The prior density is

$$\begin{align}f\left(\theta\right)=\left\{\begin{array}{cc}\frac{1}{2} & -1<\theta<0 \\\frac{1}{2 (\theta+1)^{2}} & \theta\geq0 \end{array}.\right.\end{align}$$

It can be derived by the following steps. Firstly, let $$y_1=\pi_0/\pi_1-1,y_2=\pi_1.$$ Correspondingly, $$\pi_0=(y_1+1)y_2,\pi_1=y_2.$$ Because of the constraint $\pi_0,\pi_1\in(0,1)$, it must be satisfied that $(y_1+1)y_2\in(0,1),y_2\in(0,1)$. Moreover, it is easily seen that $y_1=\pi_0/\pi_1-1\in(-1,\infty)$. Therefore, we must have $$y_1\in(-1,\infty),y_2\in(0,\min(1,1/(y_1+1))).$$

Secondly, the Jacobian matrix of the mapping from $(y_1,y_2)$ to $(\pi_0,\pi_1)$ is
$$J=\left|\begin{array}{cc}y_2 & y_1+1 \\0 & 1 \end{array}\right|=y_2.$$

Thus we have
$$\begin{equation}f(y_1,y_2) = f(\pi_0,\pi_1)\left|J\right| = y_2\mathbb{1}(y_1\in(-1,\infty),y_2\in(0,\min\{1,1/(y_1+1)\})).\end{equation}$$

Thirdly, denoting the support of $y_2$ as $\mathcal{Y}_2$, the marginal distribution of $y_1$ can then be found by
$$\begin{align*} f(y_1) =& \int_{\mathcal{Y}_2}f(y_1,y_2)\mathrm{d}y_2=\left\{\begin{array}{cc}\int_{0}^{1}y_2\mathrm{d}y_2&\text{ if } 1/(y_1+1)>1\\\int_{0}^{1/(y_1+1)}y_2\mathrm{d}y_2 &\text{ if } 1/(y_1+1)\leq1\end{array}\right.\\ =&\left\{\begin{array}{cc} \frac{1}{2}&\text{ if } -1<y_1<0\\\frac{1}{2(y_1+1)^2} &\text{ if } y_1\geq0. \end{array}\right. \end{align*}$$

Since $\theta\equiv y_1$, the desired density follows.
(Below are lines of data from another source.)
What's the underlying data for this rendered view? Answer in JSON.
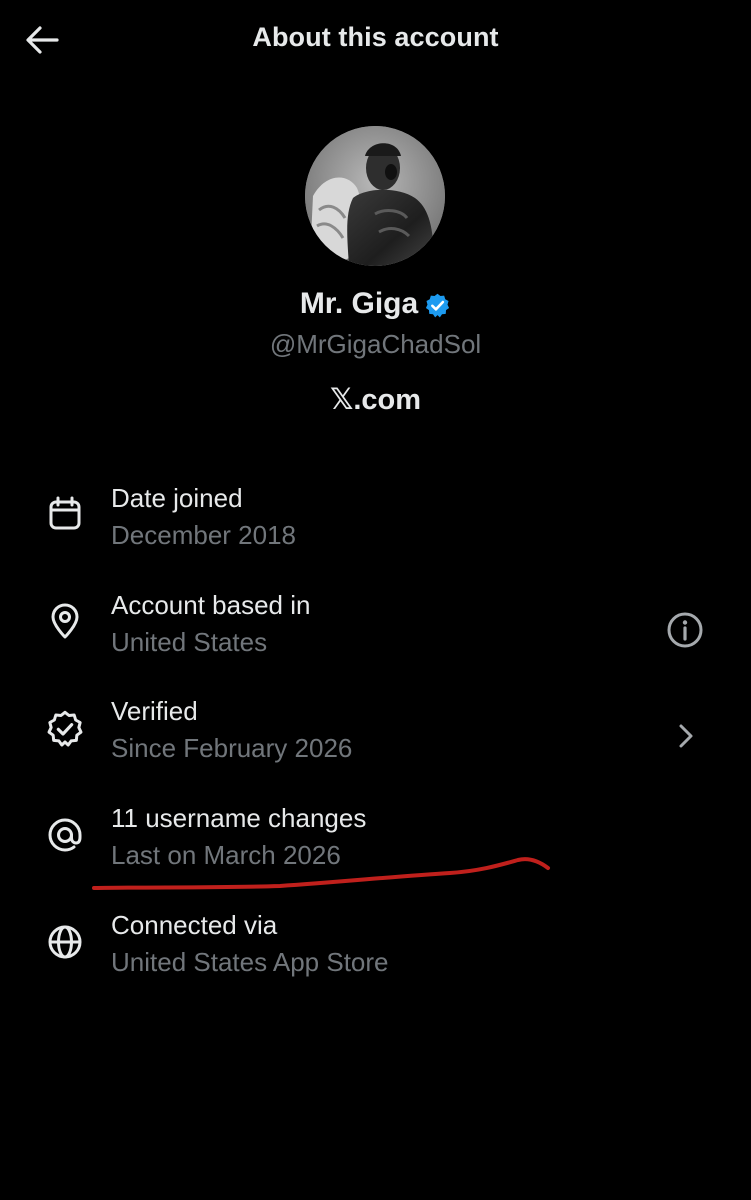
{
  "header": {
    "title": "About this account",
    "back_icon": "arrow-left-icon"
  },
  "profile": {
    "display_name": "Mr. Giga",
    "handle": "@MrGigaChadSol",
    "brand_text": "𝕏.com",
    "verified_badge": "verified-badge-icon",
    "verified_color": "#1d9bf0"
  },
  "details": [
    {
      "icon": "calendar-icon",
      "title": "Date joined",
      "subtitle": "December 2018",
      "action": ""
    },
    {
      "icon": "location-pin-icon",
      "title": "Account based in",
      "subtitle": "United States",
      "action": "info-icon"
    },
    {
      "icon": "verified-check-icon",
      "title": "Verified",
      "subtitle": "Since February 2026",
      "action": "chevron-right-icon"
    },
    {
      "icon": "at-sign-icon",
      "title": "11 username changes",
      "subtitle": "Last on March 2026",
      "action": ""
    },
    {
      "icon": "globe-icon",
      "title": "Connected via",
      "subtitle": "United States App Store",
      "action": ""
    }
  ],
  "colors": {
    "background": "#000000",
    "primary_text": "#e7e9ea",
    "secondary_text": "#71767b",
    "annotation": "#c0201c"
  }
}
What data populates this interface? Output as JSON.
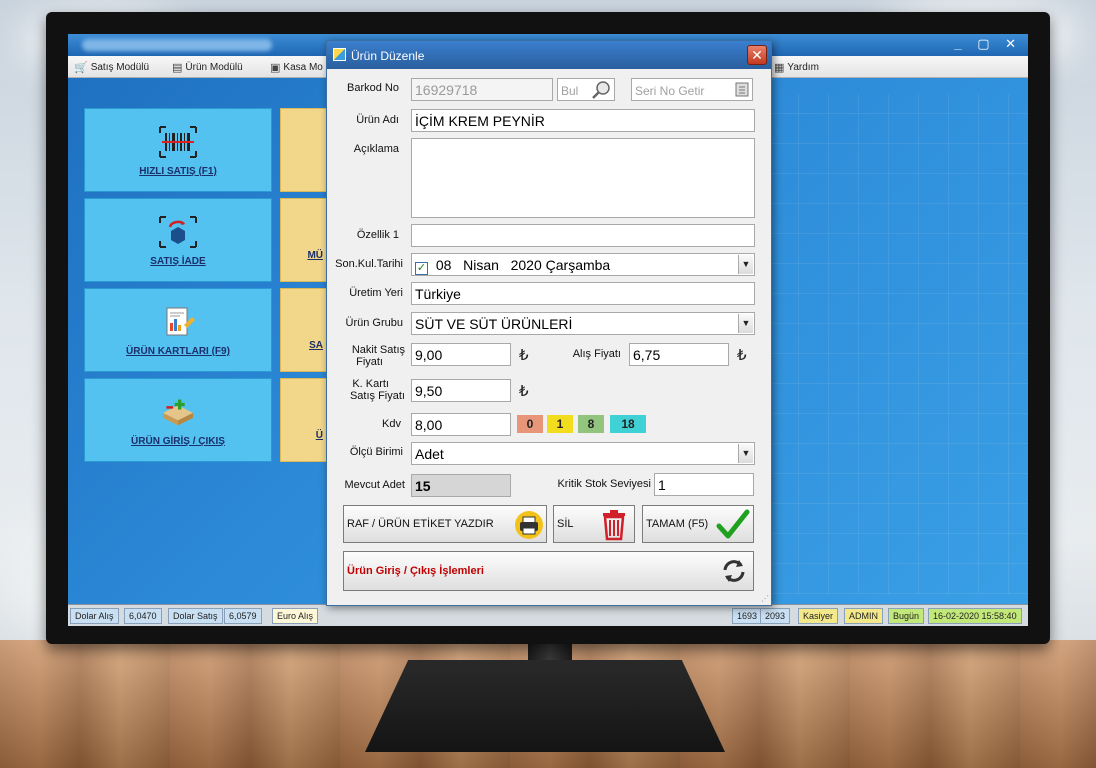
{
  "background_app": {
    "menu": [
      {
        "label": "Satış Modülü",
        "icon": "cart-icon"
      },
      {
        "label": "Ürün Modülü",
        "icon": "box-icon"
      },
      {
        "label": "Kasa Mo",
        "icon": "register-icon"
      },
      {
        "label": "Yardım",
        "icon": "help-icon"
      }
    ],
    "tiles": [
      {
        "label": "HIZLI SATIŞ (F1)",
        "icon": "barcode-icon"
      },
      {
        "label": "SATIŞ İADE",
        "icon": "return-box-icon"
      },
      {
        "label": "ÜRÜN KARTLARI (F9)",
        "icon": "report-icon"
      },
      {
        "label": "ÜRÜN GİRİŞ / ÇIKIŞ",
        "icon": "inventory-icon"
      }
    ],
    "partial_tiles": [
      "",
      "MÜ",
      "SA",
      "Ü"
    ],
    "status_bar": [
      {
        "label": "Dolar Alış",
        "value": "6,0470"
      },
      {
        "label": "Dolar Satış",
        "value": "6,0579"
      },
      {
        "label": "Euro Alış",
        "value": ""
      },
      {
        "label": "",
        "value": "1693"
      },
      {
        "label": "",
        "value": "2093"
      },
      {
        "label": "Kasiyer",
        "value": "ADMIN"
      },
      {
        "label": "Bugün",
        "value": "16-02-2020 15:58:40"
      }
    ]
  },
  "dialog": {
    "title": "Ürün Düzenle",
    "close_label": "✕",
    "fields": {
      "barkod_label": "Barkod No",
      "barkod_value": "16929718",
      "bul_placeholder": "Bul",
      "seri_placeholder": "Seri No Getir",
      "urun_adi_label": "Ürün Adı",
      "urun_adi_value": "İÇİM KREM PEYNİR",
      "aciklama_label": "Açıklama",
      "aciklama_value": "",
      "ozellik_label": "Özellik 1",
      "ozellik_value": "",
      "skt_label": "Son.Kul.Tarihi",
      "skt_day": "08",
      "skt_month": "Nisan",
      "skt_rest": "2020 Çarşamba",
      "uretim_label": "Üretim Yeri",
      "uretim_value": "Türkiye",
      "grup_label": "Ürün Grubu",
      "grup_value": "SÜT VE SÜT ÜRÜNLERİ",
      "nakit_label_1": "Nakit Satış",
      "nakit_label_2": "Fiyatı",
      "nakit_value": "9,00",
      "alis_label": "Alış Fiyatı",
      "alis_value": "6,75",
      "kk_label_1": "K. Kartı",
      "kk_label_2": "Satış Fiyatı",
      "kk_value": "9,50",
      "currency_symbol": "₺",
      "kdv_label": "Kdv",
      "kdv_value": "8,00",
      "kdv_options": [
        {
          "label": "0",
          "color": "#e8967a"
        },
        {
          "label": "1",
          "color": "#f2dc1e"
        },
        {
          "label": "8",
          "color": "#93c47d"
        },
        {
          "label": "18",
          "color": "#3fd1d6"
        }
      ],
      "olcu_label": "Ölçü Birimi",
      "olcu_value": "Adet",
      "mevcut_label": "Mevcut Adet",
      "mevcut_value": "15",
      "kritik_label": "Kritik Stok Seviyesi",
      "kritik_value": "1"
    },
    "buttons": {
      "etiket": "RAF / ÜRÜN ETİKET YAZDIR",
      "sil": "SİL",
      "tamam": "TAMAM (F5)",
      "giris_cikis": "Ürün Giriş / Çıkış İşlemleri"
    },
    "colors": {
      "giris_cikis_text": "#c00000",
      "check_green": "#1fa01f",
      "trash_red": "#d0202a"
    }
  }
}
The solution is also updated.

  • Regarding the R codes:

Repetition of $0$ is for better visualization. We know $f(\theta)=0 $ on the interval $[-2,-1]$.

And $101$ is the repetition number. The repetition number comes from how we set the x-axis. Notice the interval $(-1,0)$ is divided into 100 sub-intervals with length $0.01$. However, there are $101$ boundary points. Hence there is an extra $1$.


 Anonymous Orangutan    Created at: 2022-02-17 17:41  0 
Thanks for your reply.
However, there are some latex errors.
I hope you will fix this. Thanks
Using Representation in Ex.2.2 Q1
 Anonymous Grizzly    Created at: 2022-02-18 12:43  0 
In Exercise 2.2 Q1,
I represent $(\pi_0,\pi_1)=B_0+B_1$, where $B_0\sim\text{Beta}(S_0+1,m-S_0+1)$ and $B_1\sim\text{Beta}(S_1+1,n-S_1+1)$ because after Jacobian transformation, I can get
$$f\left(\pi_0,\pi_1\mid x_{1:m}^{(0)},x_{1:n}^{(1)}\right)\propto\pi_0^{S_0}(1-\pi_0)^{m-S_0}\pi_1^{S_1}(1-\pi_1)^{n-S_1}\mathbb{1}\left\{\pi_0,\pi_1\in(0,1)\right\}$$
which seems reasonable. However, it turns out that my answer is wrong. What is the reason? Thank you.
Show 1 reply
  [TA] Di Su    Created at: 2022-02-18 13:15  2 
There are two problems regarding your answer:
  1. You need to mention that $B_0$ and $B_1$ are independent.
  2. The meaning of the notation $B_0+B_1$ hasn't been made clear. Usually, when we write $B_0+B_1$, we are referring to a random variable that can be represented as the summation of two Beta random variables. However, $f(\pi_0,\pi_1)$ is a density function with two variates. Can we equate them? Moreover, why is it a summation (of two independent Beta random variables)?